Because of their size and their weight, Hughes notes that the Crew tifo couldn’t be displayed anywhere short of “an airplane hangar owned by Crew fans.”


But, on occasion, tifo do get to live on beyond their original lives. Lexi Stern, a member of Portland’s Timbers Army, says that most of their tifo displays get painted over for new ones. But some do find new forms.


“Reused pieces have also been used for crowd overheads, or cut into smaller pieces to turn into banners,” she says. “At various times we've also made used fabric pieces available to supporters to take and turn into their own banners or two-sticks.”


In 2012, Timbers Army contracted with a company to convert the Legends display — and a companion piece celebrating the Portland Thorns — into hundreds of bags then sold to fans.


Generally, though, such “upcycling,” as Stern terms it, is rare. Yes, even the Freddy Krueger that Diego Valeri painted a star on, from this year’s “Legends Never Sleep” display, will be (or already has been) painted over.

On the other side of Cascadia, the Vancouver Whitecaps supporters’ group Vancouver Southsiders also repurpose materials as much as possible. That’s for what the group’s director of stadium operations, Marisa Barbetta, says are both environmental and cost reasons.

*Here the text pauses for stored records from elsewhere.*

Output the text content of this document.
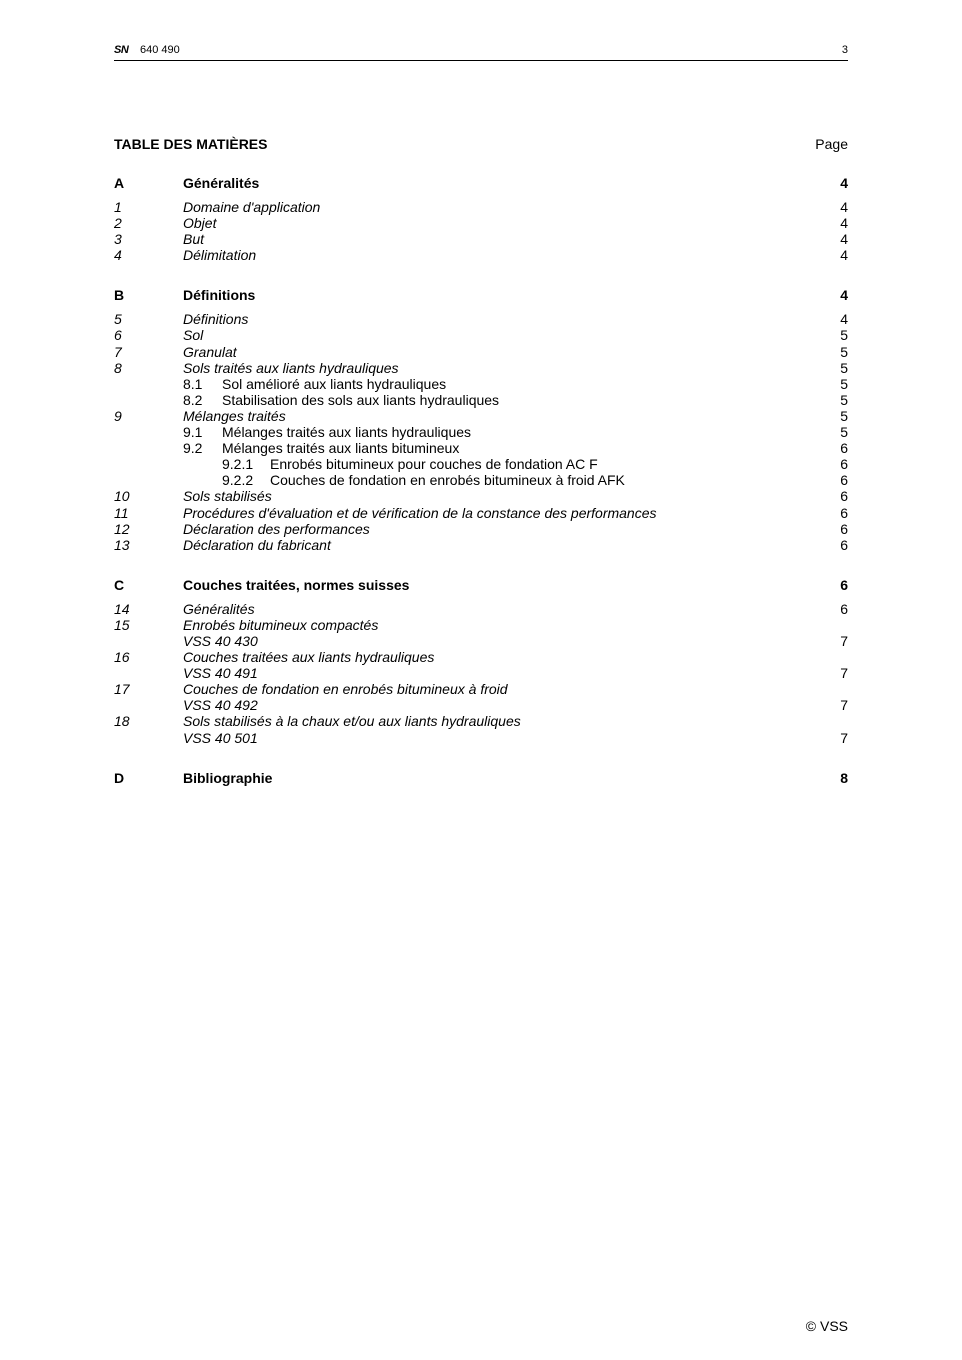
SN 640 490	3
TABLE DES MATIÈRES	Page
A	Généralités	4
1	Domaine d'application	4
2	Objet	4
3	But	4
4	Délimitation	4
B	Définitions	4
5	Définitions	4
6	Sol	5
7	Granulat	5
8	Sols traités aux liants hydrauliques	5
8.1 Sol amélioré aux liants hydrauliques	5
8.2 Stabilisation des sols aux liants hydrauliques	5
9	Mélanges traités	5
9.1 Mélanges traités aux liants hydrauliques	5
9.2 Mélanges traités aux liants bitumineux	6
9.2.1 Enrobés bitumineux pour couches de fondation AC F	6
9.2.2 Couches de fondation en enrobés bitumineux à froid AFK	6
10	Sols stabilisés	6
11	Procédures d'évaluation et de vérification de la constance des performances	6
12	Déclaration des performances	6
13	Déclaration du fabricant	6
C	Couches traitées, normes suisses	6
14	Généralités	6
15	Enrobés bitumineux compactés
VSS 40 430	7
16	Couches traitées aux liants hydrauliques
VSS 40 491	7
17	Couches de fondation en enrobés bitumineux à froid
VSS 40 492	7
18	Sols stabilisés à la chaux et/ou aux liants hydrauliques
VSS 40 501	7
D	Bibliographie	8
© VSS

“We collect color cards or panels after the match, and those that aren't too beer-soaked or mustard-stained will be kept for the next panel display,” says Paul Sabourin-Hertzog, the Southsiders’ vice president and director of internal communications. “Some of our larger displays have been stitch-ripped to be resewn in other large displays, or cut up into smaller pieces for a second life as railing banners, flags or two sticks. Our flag displays see the most use, as the poles and flags are kept in our sections as loaners for those that want something to wave at home games.”


Meanwhile, one of MLS’s tifo pioneers, Srdan Bastaic of D.C. United supporters' group District Ultras, says that while they made early efforts to save tifo, those old tifo were never reused, and they deemed that not cost-effective.


Now most of their tifo displays get retired to the trash, though they have passed some of them on the team. “Some players have asked for specific pieces, and the D.C. United front office hung some of them on the lower walls of RFK,” Bastaic says.


Meanwhile, Hughes and the #TIFOSWEAT crew recently had to move the site of their tifo-making operations – and the industrial bins full of the few remaining old displays. They now live in bins on MAPFRE Stadium grounds, but after that, he says, he doesn’t know where they might finally rest.


“I’m leaving it for the next generation,” Hughes says. “They can figure out what to do with it.”